As diplomatic efforts intensify to save Andrew Chan and Myuran Sukumaran, Prime Minister Tony Abbott asked Indonesia to remember the one billion dollars in Australian aid in the aftermath of the 2004 tsunami that killed 170,000 Indonesians.

"We sent a significant contingent of our armed forces to help in Indonesia with humanitarian relief," he told reporters in Australia earlier Wednesday.

"I would say to the Indonesian people and the Indonesian government -- we in Australia are always there to help you and we hope that you might reciprocate in this way at this time."

Abbott said he continued to make "the strongest possible personal representations" to Indonesian President Joko Widodo and warned he would feel "grievously let down" if his pleas for clemency were ignored.

Abbott's comments were not warmly received in Jakarta, which has repeatedly insisted its decision to execute the two ringleaders of the so-called Bali Nine heroin smuggling operation was not directed at Australia.

Foreign ministry spokesman Arrmanatha Nasir said he hoped the prime minister's remarks did not reflect "the true colours of Australians".

"What I know is this: threats are not part of diplomatic language and from what I know no one responds well to threats," Nasir told reporters in response to Abbott's tsunami aid remarks.

Indonesian authorities have confirmed the Australians will be among the next set of prisoners to face the firing squad, but have remained tight-lipped about when the executions will take place and which other foreign convicts will join them.

On Tuesday Chan and Sukumaran were given a glimmer of hope when their transfer to the prison where they are due to be shot was postponed.
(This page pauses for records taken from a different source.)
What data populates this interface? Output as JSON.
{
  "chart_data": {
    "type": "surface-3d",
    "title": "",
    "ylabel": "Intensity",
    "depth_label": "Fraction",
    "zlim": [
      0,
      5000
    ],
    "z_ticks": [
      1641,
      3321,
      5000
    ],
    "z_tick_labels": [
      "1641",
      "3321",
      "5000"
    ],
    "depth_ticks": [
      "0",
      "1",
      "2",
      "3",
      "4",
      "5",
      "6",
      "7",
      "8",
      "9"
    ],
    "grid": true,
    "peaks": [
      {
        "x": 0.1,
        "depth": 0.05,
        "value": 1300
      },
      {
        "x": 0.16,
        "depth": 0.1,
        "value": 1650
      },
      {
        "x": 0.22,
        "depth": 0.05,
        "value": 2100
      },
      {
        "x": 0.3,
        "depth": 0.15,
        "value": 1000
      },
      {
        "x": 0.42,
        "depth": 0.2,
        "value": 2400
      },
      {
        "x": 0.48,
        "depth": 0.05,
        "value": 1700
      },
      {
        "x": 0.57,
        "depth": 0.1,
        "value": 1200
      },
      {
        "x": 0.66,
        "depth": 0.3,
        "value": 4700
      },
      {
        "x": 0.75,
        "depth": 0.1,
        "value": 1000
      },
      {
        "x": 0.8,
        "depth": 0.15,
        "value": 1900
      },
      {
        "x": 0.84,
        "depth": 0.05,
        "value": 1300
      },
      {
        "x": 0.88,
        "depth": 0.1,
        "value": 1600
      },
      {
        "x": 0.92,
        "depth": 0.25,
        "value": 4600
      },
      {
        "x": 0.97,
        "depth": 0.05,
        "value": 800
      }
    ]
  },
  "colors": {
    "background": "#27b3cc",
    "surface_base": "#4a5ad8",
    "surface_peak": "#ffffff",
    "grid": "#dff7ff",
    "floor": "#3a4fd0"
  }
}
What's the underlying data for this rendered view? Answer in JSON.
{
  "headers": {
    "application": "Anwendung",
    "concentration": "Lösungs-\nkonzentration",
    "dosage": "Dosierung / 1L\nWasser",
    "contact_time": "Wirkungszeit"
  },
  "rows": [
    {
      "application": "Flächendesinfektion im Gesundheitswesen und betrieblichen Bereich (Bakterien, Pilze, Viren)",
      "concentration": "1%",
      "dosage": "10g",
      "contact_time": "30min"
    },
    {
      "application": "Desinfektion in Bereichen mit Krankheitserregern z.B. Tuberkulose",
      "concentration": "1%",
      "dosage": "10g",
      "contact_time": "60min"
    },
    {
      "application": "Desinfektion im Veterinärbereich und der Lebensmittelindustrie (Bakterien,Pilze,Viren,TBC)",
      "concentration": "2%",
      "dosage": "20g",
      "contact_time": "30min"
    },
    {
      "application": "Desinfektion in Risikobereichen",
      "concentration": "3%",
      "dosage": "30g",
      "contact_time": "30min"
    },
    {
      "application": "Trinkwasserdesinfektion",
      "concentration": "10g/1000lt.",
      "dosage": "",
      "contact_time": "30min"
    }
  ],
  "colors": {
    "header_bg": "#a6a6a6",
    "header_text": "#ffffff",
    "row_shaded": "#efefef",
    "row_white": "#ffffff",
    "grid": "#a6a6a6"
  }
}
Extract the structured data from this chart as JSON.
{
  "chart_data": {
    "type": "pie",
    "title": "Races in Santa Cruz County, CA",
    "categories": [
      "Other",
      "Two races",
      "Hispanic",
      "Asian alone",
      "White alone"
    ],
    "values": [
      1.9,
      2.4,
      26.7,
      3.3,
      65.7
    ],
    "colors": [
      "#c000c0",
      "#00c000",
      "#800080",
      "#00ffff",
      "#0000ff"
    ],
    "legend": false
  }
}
The Indonesian attorney-general's office said the transfer would not go ahead this week.

The delay was in response to Canberra's appeal for more time for the families to be with their loved ones, and logistical difficulties involving capacity at the Nusakambangan island jail.
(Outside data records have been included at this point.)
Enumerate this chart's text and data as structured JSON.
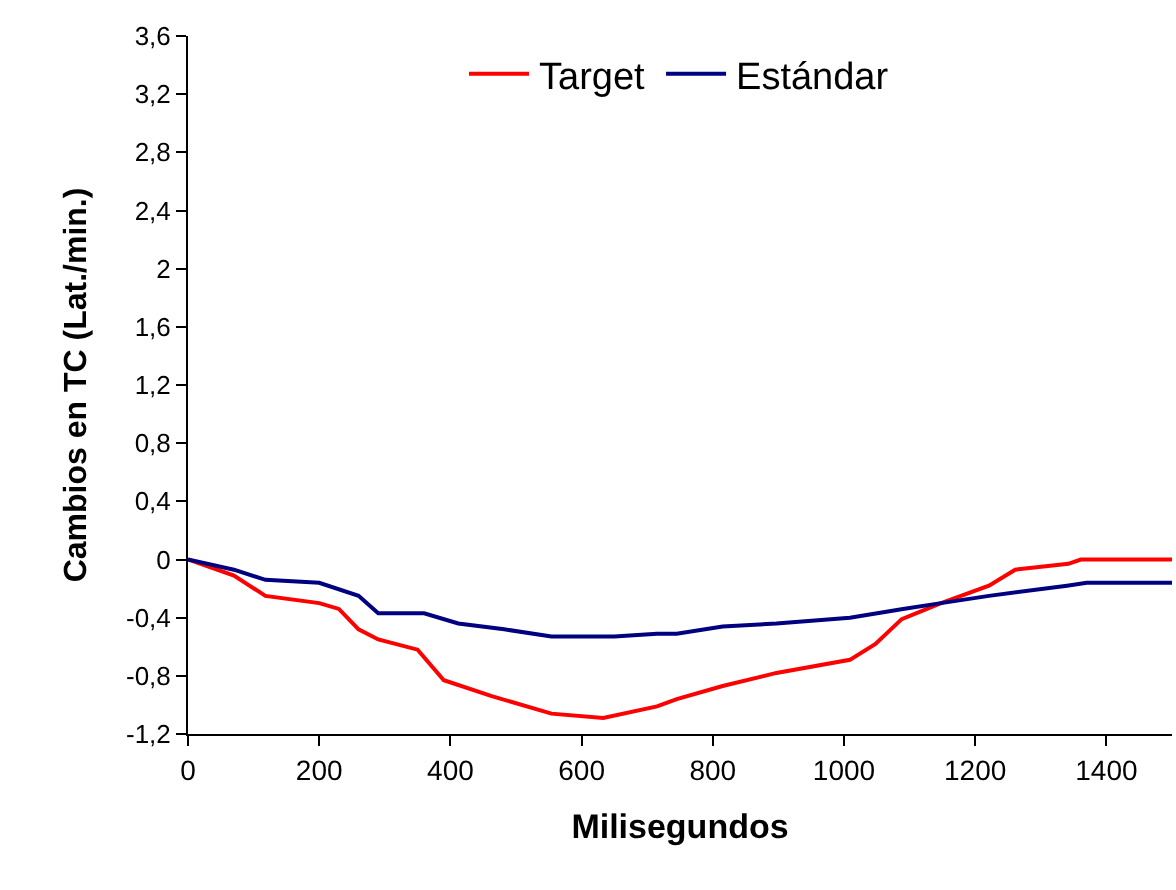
{
  "chart_data": {
    "type": "line",
    "xlabel": "Milisegundos",
    "ylabel": "Cambios en TC (Lat./min.)",
    "xlim": [
      0,
      1500
    ],
    "xticks": [
      0,
      200,
      400,
      600,
      800,
      1000,
      1200,
      1400
    ],
    "ylim": [
      -1.2,
      3.6
    ],
    "yticks": [
      {
        "value": -1.2,
        "label": "-1,2"
      },
      {
        "value": -0.8,
        "label": "-0,8"
      },
      {
        "value": -0.4,
        "label": "-0,4"
      },
      0,
      {
        "value": 0.4,
        "label": "0,4"
      },
      {
        "value": 0.8,
        "label": "0,8"
      },
      {
        "value": 1.2,
        "label": "1,2"
      },
      {
        "value": 1.6,
        "label": "1,6"
      },
      2,
      {
        "value": 2.4,
        "label": "2,4"
      },
      {
        "value": 2.8,
        "label": "2,8"
      },
      {
        "value": 3.2,
        "label": "3,2"
      },
      {
        "value": 3.6,
        "label": "3,6"
      }
    ],
    "legend": "top",
    "marker": "none",
    "line_style": "solid",
    "series": [
      {
        "name": "Target",
        "color": "#ff0000",
        "x": [
          0,
          70,
          118,
          200,
          230,
          260,
          290,
          350,
          390,
          463,
          554,
          633,
          715,
          745,
          815,
          897,
          1009,
          1048,
          1088,
          1148,
          1221,
          1261,
          1342,
          1361,
          1500
        ],
        "values": [
          0,
          -0.11,
          -0.25,
          -0.3,
          -0.34,
          -0.48,
          -0.55,
          -0.62,
          -0.83,
          -0.94,
          -1.06,
          -1.09,
          -1.01,
          -0.96,
          -0.87,
          -0.78,
          -0.69,
          -0.58,
          -0.41,
          -0.3,
          -0.18,
          -0.07,
          -0.03,
          0,
          0
        ]
      },
      {
        "name": "Estándar",
        "color": "#000080",
        "x": [
          0,
          70,
          118,
          200,
          260,
          290,
          360,
          412,
          482,
          554,
          650,
          715,
          745,
          815,
          897,
          1009,
          1090,
          1148,
          1221,
          1340,
          1370,
          1500
        ],
        "values": [
          0,
          -0.07,
          -0.14,
          -0.16,
          -0.25,
          -0.37,
          -0.37,
          -0.44,
          -0.48,
          -0.53,
          -0.53,
          -0.51,
          -0.51,
          -0.46,
          -0.44,
          -0.4,
          -0.34,
          -0.3,
          -0.25,
          -0.18,
          -0.16,
          -0.16
        ]
      }
    ]
  }
}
- 'Make displeasure known' -Despite this, Indonesia insisted the execution of the Australians -- who are on death row along with citizens from France, Ghana, Brazil and Nigeria -- would go ahead, having lost their appeals for presidential clemency.

"We will be making our displeasure known. We will be letting Indonesia know in absolutely unambiguous terms that we feel grievously let down," Abbott said when asked what would happen if the executions went ahead.

"I don't want to prejudice the best possible relations with a very important friend and neighbor. 

"But I've got to say that we can't just ignore this kind of thing -- if the perfectly reasonable representations that we are making to Indonesia are ignored by them."

Relations have been on an even keel in recent months, recovering from a damaging rift in 2014 over spying revelations and people-smuggling.

Legal and diplomatic efforts to save the Australians have escalated in recent weeks, with every surviving former prime minister of Australia urging Jakarta to spare their lives.

On Tuesday Indonesian Foreign Minister Retno Marsudi noted their pleas but insisted "this issue is purely a law enforcement issue".

However, her Australian counterpart Julie Bishop disagreed.

"Indonesia itself makes representations to other governments to stay executions of their nationals who find themselves on death row in countries overseas," she told ABC radio.

"I know that the foreign minister is part of making those representations, so when Indonesia does it, it is indeed a foreign policy matter because it involves the foreign minister."

Lawyers for Chan and Sukumaran have a court date next Tuesday to examine a last-ditch claim that Widodo did not follow the rules in rejecting their clemency bids.